1. RandomForestClassifier - 65%
2. XGBClassifier - 67%

In [39]:
from sklearn import *
from sklearn.ensemble import RandomForestClassifier
import xgboost as xgb
from xgboost import XGBClassifier

col = ['AUD','CAD','CHF','DKK','EUR','GBP','HKD','JPY','MXN','NOK','NZD','SEK','SGD','USD','backers','usd_pledged_real','usd_goal_real','time_campaign']
X_train, X_test, y_train, y_test = model_selection.train_test_split(df_ks[col].fillna(-1), df_ks[['canceled','failed','successful']], random_state=1, stratify=df_ks[['canceled','failed','successful']], 
                                                    test_size=0.25)
#Normalizing the features 
import math
from sklearn.preprocessing import StandardScaler 
sc_X = StandardScaler() 
X_train = sc_X.fit_transform(X_train) 
X_test = sc_X.transform(X_test)

In [36]:
#model = multiclass.OneVsRestClassifier(ensemble.RandomForestClassifier(max_depth = 7, n_estimators=1000, random_state=33))
#model = multiclass.OneVsRestClassifier(ensemble.ExtraTreesClassifier(n_jobs=-1, n_estimators=100, random_state=33))

param_dist = {'objective': 'binary:logistic', 'max_depth': 1, 'n_estimators':1000, 'num_round':1000, 'eval_metric': 'logloss'}
model = multiclass.OneVsRestClassifier(xgb.XGBClassifier(**param_dist))

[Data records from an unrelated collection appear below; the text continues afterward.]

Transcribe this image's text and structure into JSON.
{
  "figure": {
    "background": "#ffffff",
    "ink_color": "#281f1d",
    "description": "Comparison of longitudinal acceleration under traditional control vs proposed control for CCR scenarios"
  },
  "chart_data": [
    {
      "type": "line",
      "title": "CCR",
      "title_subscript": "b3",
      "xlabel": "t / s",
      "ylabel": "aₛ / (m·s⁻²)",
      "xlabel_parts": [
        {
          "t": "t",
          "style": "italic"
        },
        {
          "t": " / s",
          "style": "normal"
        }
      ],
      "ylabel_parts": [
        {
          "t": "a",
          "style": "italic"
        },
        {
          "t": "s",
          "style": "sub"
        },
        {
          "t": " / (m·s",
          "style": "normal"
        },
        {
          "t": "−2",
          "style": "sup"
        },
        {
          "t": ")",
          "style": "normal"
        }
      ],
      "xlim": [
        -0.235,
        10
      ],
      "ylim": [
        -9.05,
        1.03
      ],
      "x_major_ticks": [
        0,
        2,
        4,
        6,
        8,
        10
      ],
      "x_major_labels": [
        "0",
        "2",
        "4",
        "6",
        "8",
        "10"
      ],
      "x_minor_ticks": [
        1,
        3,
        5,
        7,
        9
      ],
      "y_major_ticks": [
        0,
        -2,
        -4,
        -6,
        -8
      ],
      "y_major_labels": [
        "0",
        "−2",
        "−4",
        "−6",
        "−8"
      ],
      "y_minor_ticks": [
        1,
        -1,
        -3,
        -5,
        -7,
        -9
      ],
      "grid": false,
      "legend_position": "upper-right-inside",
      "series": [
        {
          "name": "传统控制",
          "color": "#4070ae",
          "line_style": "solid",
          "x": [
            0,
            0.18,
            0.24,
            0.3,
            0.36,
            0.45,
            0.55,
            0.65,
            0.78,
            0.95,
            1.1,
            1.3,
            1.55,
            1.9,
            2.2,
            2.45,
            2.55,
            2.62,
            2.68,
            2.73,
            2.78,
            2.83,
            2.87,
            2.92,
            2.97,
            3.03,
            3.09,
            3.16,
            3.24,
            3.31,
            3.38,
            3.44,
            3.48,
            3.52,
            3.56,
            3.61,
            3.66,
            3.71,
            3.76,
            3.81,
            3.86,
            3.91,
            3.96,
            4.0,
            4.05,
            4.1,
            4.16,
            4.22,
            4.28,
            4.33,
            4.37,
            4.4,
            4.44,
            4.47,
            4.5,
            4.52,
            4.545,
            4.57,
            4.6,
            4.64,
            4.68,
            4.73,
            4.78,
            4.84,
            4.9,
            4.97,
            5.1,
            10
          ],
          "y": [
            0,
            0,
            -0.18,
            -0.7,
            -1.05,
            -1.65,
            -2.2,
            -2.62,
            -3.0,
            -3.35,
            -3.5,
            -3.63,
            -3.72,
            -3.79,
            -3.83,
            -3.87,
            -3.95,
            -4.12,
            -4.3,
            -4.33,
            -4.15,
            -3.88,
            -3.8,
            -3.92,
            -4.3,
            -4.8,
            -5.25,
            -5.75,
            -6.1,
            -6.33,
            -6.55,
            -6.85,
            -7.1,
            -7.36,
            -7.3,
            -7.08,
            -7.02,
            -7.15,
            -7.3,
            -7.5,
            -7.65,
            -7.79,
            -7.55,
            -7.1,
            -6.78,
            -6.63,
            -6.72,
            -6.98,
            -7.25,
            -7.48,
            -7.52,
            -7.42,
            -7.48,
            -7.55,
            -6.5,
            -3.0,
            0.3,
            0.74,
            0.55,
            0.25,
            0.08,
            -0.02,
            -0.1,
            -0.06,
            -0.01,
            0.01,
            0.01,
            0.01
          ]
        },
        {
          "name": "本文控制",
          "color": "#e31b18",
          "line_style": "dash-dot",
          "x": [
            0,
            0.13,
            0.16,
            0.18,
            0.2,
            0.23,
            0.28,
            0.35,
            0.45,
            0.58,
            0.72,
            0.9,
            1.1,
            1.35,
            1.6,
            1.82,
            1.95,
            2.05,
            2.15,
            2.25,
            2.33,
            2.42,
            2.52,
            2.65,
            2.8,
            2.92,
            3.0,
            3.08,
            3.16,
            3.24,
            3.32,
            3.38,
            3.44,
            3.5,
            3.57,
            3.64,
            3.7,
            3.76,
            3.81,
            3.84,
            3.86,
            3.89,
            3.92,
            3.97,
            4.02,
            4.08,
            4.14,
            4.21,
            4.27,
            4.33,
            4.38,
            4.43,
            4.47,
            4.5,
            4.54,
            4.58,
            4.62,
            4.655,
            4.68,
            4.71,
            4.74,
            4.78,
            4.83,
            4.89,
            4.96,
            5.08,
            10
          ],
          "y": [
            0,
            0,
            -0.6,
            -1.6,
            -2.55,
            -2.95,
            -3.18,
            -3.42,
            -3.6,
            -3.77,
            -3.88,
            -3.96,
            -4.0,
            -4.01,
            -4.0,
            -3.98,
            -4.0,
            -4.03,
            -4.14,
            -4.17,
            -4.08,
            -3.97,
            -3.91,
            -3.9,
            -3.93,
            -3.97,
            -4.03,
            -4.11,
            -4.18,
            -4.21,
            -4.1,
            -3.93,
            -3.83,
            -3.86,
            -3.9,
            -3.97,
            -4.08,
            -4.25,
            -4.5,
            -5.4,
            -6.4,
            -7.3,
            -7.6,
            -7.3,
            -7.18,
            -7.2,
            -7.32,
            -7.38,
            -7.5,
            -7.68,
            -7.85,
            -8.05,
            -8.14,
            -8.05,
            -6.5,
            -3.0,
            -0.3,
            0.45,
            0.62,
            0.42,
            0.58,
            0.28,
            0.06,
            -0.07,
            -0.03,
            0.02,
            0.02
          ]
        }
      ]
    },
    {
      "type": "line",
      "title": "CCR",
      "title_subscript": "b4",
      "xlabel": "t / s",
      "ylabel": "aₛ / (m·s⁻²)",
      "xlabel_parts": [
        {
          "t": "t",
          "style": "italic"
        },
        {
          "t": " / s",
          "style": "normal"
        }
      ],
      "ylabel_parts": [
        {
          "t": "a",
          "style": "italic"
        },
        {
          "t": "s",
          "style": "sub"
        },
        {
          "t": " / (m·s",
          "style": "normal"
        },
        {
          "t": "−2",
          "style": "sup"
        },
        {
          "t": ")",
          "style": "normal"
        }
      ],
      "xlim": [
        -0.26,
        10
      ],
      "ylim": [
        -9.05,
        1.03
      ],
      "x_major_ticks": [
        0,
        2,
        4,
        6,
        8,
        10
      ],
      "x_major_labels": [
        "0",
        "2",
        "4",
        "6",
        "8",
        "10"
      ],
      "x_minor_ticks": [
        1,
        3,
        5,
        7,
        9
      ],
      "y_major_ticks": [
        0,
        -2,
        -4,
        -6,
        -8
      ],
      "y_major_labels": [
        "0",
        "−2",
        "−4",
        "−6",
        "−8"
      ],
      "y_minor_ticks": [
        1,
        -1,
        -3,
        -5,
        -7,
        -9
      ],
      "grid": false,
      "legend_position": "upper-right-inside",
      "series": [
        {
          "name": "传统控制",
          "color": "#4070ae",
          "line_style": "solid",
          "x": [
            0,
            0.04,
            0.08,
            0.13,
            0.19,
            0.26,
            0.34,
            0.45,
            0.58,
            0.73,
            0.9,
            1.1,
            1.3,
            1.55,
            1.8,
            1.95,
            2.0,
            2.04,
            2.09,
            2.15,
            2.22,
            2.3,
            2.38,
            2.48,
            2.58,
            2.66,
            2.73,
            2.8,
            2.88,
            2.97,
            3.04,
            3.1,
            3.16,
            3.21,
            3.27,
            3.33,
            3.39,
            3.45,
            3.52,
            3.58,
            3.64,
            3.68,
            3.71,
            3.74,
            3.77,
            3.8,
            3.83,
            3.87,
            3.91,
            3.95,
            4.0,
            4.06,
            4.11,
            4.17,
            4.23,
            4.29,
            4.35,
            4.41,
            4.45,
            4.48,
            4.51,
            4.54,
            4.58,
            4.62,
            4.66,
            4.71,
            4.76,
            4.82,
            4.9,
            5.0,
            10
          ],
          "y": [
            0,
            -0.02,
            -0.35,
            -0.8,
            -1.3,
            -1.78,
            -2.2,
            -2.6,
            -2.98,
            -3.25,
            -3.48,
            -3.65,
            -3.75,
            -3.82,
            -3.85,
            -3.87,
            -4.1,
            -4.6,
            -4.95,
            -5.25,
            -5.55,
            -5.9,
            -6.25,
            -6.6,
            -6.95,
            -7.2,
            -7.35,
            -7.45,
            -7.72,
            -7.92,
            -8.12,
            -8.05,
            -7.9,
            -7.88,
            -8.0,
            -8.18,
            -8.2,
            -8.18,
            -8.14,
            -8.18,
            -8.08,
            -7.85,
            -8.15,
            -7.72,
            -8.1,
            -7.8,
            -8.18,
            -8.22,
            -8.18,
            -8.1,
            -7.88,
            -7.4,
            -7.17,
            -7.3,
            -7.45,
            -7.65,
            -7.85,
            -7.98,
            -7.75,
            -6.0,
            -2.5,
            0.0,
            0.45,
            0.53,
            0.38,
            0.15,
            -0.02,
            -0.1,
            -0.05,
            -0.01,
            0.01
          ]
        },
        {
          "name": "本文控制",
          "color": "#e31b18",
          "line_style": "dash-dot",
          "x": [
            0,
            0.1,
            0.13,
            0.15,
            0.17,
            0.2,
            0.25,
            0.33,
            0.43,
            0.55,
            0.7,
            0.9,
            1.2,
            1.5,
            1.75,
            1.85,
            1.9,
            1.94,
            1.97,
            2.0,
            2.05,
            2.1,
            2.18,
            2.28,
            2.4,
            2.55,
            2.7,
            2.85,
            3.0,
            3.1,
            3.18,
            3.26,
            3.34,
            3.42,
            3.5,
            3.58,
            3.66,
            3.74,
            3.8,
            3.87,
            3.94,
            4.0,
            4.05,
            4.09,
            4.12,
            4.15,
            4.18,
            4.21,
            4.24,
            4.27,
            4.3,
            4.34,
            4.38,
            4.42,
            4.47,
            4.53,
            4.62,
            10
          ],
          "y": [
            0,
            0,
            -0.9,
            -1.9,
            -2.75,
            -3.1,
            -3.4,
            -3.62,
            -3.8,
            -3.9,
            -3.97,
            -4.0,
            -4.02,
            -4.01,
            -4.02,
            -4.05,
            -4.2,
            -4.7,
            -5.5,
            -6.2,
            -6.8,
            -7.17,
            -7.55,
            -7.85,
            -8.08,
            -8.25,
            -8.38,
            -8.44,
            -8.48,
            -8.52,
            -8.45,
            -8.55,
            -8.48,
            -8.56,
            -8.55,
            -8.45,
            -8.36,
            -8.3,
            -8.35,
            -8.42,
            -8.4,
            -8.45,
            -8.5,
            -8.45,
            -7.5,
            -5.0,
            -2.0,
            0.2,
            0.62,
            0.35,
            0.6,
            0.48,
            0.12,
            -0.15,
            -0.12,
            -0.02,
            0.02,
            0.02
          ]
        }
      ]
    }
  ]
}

model.fit(X_train, y_train)

OneVsRestClassifier(estimator=XGBClassifier(base_score=0.5, booster='gbtree', colsample_bylevel=1,
       colsample_bytree=1, eval_metric='logloss', gamma=0,
       learning_rate=0.1, max_delta_step=0, max_depth=1,
       min_child_weight=1, missing=None, n_estimators=1000, n_jobs=1,
       nthread=None, num_round=1000, objective='binary:logistic',
       random_state=0, reg_alpha=0, reg_lambda=1, scale_pos_weight=1,
       seed=None, silent=True, subsample=1),
          n_jobs=1)

In [37]:
import math
import pickle
# save the model to disk
filename = 'XGBClassifier.sav'
pickle.dump(model, open(filename, 'wb'))

In [38]:
# some time later...
 
# load the model from disk
loaded_model = pickle.load(open(filename, 'rb'))
print('Accuracy:',(math.exp(-metrics.log_loss(y_test, loaded_model.predict_proba(X_test)))))

Accuracy: 0.6700048466191929